Long-term volunteer Aynn Setright was washing her clothes in the river bed at Bocana de Paiwas when a friend asked her how people in the United States wash their clothes. "Oh, we just put them in a big machine and push a few buttons," she answered. Her friend was quiet for a few minutes. Then she asked, "How do you get the machine down to the river?"
Finally, the book is comprehensive. It begins in 1983 with the dozen or so people who conceived the idea of a "nonviolent, prayerful, biblically based, politically independent movement" to challenge U.S. policy toward Nicaragua. Then it chronicles nearly every significant development which by 1991 had brought almost 4,000 people to Nicaragua, Guatemala, El Salvador, Honduras, Costa Rica, and Panama. The book makes clear that WFP is an ongoing effort, continuing its work in Nicaragua and developing even today a creative program of nonviolent presence and accompaniment in Guatemala and Southern Mexico.
The WFP experience already has inspired a number of similar movements, from nonviolent interposition efforts between Israelis and Palestinians to "The Crusade," an anti-drug effort in Charlotte, North Carolina. No better handbook for how to start such faith-based, nonviolent movements can be found than Witness For Peace: A Story of Resistance.
IN THE BOOK'S LAST chapter, the author weighs the pros and cons of WFP. His careful evaluation, while being frank about WFP's limitations, makes a good case for its many important achievements as it seeks to be "a visible sign to Latin Americans that there are people who care about their struggle for justice and are willing to accept the consequences of standing with them."

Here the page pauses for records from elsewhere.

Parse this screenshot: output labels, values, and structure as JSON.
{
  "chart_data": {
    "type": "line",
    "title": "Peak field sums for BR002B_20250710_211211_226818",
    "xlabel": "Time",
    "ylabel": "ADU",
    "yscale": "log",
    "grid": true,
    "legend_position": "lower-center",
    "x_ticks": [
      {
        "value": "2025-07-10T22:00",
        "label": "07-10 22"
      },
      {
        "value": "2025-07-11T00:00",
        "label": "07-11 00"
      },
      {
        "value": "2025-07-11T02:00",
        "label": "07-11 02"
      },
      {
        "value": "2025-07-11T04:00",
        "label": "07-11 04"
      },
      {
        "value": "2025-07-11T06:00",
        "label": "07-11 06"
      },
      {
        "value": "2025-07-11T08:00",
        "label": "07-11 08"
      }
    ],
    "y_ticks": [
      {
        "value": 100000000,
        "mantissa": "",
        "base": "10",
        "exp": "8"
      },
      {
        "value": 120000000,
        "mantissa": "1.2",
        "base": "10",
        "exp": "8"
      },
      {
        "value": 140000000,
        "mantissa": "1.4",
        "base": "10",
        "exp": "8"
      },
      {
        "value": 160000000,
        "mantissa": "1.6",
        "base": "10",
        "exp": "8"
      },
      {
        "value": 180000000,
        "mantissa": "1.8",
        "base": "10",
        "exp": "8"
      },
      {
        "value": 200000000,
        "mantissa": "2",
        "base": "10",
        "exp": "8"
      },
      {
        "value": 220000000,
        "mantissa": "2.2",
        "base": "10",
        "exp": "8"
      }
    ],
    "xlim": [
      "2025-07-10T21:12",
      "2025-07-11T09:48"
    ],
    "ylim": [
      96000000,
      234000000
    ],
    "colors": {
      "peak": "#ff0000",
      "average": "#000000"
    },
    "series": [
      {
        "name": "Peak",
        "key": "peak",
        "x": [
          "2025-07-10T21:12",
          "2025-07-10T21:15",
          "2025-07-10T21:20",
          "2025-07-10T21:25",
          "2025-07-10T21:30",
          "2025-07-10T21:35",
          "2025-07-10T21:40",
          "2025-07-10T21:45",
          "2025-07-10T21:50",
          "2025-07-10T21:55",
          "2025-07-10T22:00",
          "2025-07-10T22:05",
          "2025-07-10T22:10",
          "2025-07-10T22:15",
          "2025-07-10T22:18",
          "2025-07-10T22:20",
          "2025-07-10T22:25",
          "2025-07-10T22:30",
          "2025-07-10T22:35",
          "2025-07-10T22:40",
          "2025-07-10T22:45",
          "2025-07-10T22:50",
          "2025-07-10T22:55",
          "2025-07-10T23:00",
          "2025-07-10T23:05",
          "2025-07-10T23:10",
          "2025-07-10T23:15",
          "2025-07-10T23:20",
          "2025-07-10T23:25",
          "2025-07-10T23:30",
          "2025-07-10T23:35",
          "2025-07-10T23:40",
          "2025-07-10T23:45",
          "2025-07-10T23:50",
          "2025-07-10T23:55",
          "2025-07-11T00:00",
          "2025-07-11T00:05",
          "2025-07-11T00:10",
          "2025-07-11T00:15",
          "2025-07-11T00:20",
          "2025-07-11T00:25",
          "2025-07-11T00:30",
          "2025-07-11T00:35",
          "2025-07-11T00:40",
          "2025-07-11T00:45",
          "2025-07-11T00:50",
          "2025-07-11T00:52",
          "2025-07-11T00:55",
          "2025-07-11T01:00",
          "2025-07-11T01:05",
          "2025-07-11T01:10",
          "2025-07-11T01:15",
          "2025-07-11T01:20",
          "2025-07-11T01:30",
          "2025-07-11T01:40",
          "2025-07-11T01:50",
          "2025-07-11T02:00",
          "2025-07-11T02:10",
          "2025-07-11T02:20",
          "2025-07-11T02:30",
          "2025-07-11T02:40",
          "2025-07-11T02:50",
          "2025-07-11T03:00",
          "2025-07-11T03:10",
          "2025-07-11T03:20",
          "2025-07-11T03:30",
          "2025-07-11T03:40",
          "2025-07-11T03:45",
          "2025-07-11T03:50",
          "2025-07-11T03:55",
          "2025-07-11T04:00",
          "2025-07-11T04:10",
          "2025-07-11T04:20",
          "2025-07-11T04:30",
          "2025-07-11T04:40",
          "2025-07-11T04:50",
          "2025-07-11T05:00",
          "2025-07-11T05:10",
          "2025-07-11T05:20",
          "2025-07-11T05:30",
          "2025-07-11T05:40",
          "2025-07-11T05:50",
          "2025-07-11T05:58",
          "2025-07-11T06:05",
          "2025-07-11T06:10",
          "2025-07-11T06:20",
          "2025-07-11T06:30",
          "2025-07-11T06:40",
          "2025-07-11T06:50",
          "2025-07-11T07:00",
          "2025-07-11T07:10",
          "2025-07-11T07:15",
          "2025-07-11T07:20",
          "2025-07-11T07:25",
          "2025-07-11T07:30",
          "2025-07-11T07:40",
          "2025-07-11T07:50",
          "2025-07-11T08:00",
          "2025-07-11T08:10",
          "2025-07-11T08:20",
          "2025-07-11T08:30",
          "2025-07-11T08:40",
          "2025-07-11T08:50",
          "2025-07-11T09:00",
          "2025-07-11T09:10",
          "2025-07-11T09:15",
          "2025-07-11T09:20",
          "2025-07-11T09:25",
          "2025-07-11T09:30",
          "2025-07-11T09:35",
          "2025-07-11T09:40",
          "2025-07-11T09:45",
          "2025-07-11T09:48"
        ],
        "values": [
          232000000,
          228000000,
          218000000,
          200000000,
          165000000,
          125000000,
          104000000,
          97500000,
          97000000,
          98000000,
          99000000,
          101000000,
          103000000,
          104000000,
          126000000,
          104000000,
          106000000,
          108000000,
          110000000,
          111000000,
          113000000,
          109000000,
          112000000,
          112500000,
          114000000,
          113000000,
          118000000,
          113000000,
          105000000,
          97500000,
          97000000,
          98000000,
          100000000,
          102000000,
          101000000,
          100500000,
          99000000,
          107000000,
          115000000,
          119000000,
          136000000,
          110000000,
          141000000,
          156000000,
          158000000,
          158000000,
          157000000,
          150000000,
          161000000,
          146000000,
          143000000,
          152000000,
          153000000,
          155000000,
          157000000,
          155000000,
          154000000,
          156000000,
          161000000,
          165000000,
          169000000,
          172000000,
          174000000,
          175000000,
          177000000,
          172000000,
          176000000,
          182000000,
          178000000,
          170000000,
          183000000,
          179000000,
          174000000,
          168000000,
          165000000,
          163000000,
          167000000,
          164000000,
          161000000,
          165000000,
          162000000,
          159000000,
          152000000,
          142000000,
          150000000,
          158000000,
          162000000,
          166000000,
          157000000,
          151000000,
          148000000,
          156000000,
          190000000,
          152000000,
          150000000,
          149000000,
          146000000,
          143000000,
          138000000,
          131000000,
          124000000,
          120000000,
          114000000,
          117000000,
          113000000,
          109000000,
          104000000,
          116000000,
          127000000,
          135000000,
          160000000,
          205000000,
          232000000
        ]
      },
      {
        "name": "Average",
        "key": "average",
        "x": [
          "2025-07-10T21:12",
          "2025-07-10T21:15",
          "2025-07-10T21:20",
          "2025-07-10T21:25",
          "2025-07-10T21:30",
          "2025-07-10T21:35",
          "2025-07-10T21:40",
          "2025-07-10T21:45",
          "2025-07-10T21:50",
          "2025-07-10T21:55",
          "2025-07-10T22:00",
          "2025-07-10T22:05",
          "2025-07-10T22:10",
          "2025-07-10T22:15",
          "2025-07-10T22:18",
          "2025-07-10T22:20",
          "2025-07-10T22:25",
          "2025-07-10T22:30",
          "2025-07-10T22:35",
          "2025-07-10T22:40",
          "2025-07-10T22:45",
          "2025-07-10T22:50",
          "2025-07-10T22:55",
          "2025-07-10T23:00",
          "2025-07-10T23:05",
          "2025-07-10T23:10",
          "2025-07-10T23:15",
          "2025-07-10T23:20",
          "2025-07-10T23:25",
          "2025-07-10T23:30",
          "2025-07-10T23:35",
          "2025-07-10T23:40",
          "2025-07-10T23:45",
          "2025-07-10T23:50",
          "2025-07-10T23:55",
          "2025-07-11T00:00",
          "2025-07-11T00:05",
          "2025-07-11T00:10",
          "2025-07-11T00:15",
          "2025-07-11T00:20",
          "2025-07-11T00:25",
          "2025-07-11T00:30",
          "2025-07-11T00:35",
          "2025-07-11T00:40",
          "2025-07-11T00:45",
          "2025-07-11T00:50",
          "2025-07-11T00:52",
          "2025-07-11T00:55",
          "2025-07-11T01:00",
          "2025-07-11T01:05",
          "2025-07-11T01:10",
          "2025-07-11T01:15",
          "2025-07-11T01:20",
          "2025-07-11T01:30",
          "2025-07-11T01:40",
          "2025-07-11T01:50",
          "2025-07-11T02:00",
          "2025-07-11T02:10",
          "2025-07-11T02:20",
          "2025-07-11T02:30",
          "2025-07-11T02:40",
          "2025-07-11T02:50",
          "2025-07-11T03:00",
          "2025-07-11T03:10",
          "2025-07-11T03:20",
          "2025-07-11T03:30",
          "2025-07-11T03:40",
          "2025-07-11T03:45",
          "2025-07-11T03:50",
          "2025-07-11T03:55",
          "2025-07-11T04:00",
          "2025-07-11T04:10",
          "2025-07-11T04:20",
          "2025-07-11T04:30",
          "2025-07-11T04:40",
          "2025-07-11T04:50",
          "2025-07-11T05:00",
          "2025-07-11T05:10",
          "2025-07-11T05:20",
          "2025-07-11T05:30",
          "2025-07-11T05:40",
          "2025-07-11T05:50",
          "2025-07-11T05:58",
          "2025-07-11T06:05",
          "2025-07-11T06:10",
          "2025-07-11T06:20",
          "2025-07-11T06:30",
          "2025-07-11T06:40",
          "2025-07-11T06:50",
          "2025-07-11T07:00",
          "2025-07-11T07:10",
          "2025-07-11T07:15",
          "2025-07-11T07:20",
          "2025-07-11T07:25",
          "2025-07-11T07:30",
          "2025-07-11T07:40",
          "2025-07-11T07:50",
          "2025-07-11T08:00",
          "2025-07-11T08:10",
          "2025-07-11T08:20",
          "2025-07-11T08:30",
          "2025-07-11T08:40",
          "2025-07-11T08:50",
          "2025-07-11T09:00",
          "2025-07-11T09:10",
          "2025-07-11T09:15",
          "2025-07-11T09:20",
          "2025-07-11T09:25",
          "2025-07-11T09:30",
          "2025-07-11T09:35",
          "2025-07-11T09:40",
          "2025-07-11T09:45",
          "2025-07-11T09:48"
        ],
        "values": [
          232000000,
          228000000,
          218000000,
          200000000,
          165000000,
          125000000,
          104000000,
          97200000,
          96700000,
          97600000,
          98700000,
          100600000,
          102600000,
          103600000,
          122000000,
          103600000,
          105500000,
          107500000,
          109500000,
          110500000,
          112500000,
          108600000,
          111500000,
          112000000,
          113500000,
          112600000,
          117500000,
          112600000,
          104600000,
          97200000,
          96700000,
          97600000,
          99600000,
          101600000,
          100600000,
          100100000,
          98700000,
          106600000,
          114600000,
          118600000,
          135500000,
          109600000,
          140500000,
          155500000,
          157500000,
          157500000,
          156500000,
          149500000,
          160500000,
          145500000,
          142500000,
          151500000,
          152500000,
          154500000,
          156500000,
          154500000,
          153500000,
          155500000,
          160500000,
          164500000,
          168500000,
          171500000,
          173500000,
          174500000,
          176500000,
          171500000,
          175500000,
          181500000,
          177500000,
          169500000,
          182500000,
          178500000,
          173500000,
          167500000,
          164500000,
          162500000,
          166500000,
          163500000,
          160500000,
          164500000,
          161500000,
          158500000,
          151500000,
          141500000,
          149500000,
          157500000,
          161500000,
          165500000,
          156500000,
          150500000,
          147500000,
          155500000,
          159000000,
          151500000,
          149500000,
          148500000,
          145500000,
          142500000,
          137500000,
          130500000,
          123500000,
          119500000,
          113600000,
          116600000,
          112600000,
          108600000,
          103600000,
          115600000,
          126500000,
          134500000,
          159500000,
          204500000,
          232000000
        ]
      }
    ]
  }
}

My only quibble with the book is that it made only glancing reference to one of WFP's most controversial stands--"political independence." As a member of the steering committee, I know that we struggled hard before agreeing that, yes, WFP can and should criticize the Sandinista government when it commits some major dereliction, such as human rights violations. This set WFP apart from some other groups, who tended to romanticize the Sandinistas--or at least not to say anything negative about their revolution.
WFP praised the positive in the Sandinista-led government and, as a North American organization, aimed its primary critique at the injustices of U.S. policy. Still, it was not afraid to challenge Sandinista policies and practices, carrying its concerns directly to highly placed Sandinista leaders and even on occasion making its criticisms public through the WFP newsletter and the mass media. For example, when the Sandinista government expelled Nicaraguan religious leaders from the country, closed the opposition press, and allowed its security forces to kill opponents through extra-judicial executions, WFP decried those actions.
No human government is without its shadow side. While some organizations kept silent about this aspect of the Nicaraguan revolution, WFP took the position that, as people of faith, our main concern has to be to tell the truth and to do God's will, not to be "politically correct" or aligned with any political philosophy or movement.
Though far from perfect itself, WFP tried to stand up for the sacred dignity of each human being and to challenge attacks on that dignity, regardless of their source. I hope and trust that it will hold fast to that policy as it continues its work in Nicaragua, Guatemala, and Southern Mexico, and is sent forth, it knows not where else in the world, by the God who said, "Seek justice, correct oppression, defend the orphan, plead for the widow."
Richard K. Taylor, one of the founders of Witness for Peace, served for six years as chair of its Philosophy and Strategy Committee.
Witness For Peace: A Story of Resistance. By Ed Griffin-Nolan. Westminster-John Knox Press, 1991. $14.95, paper.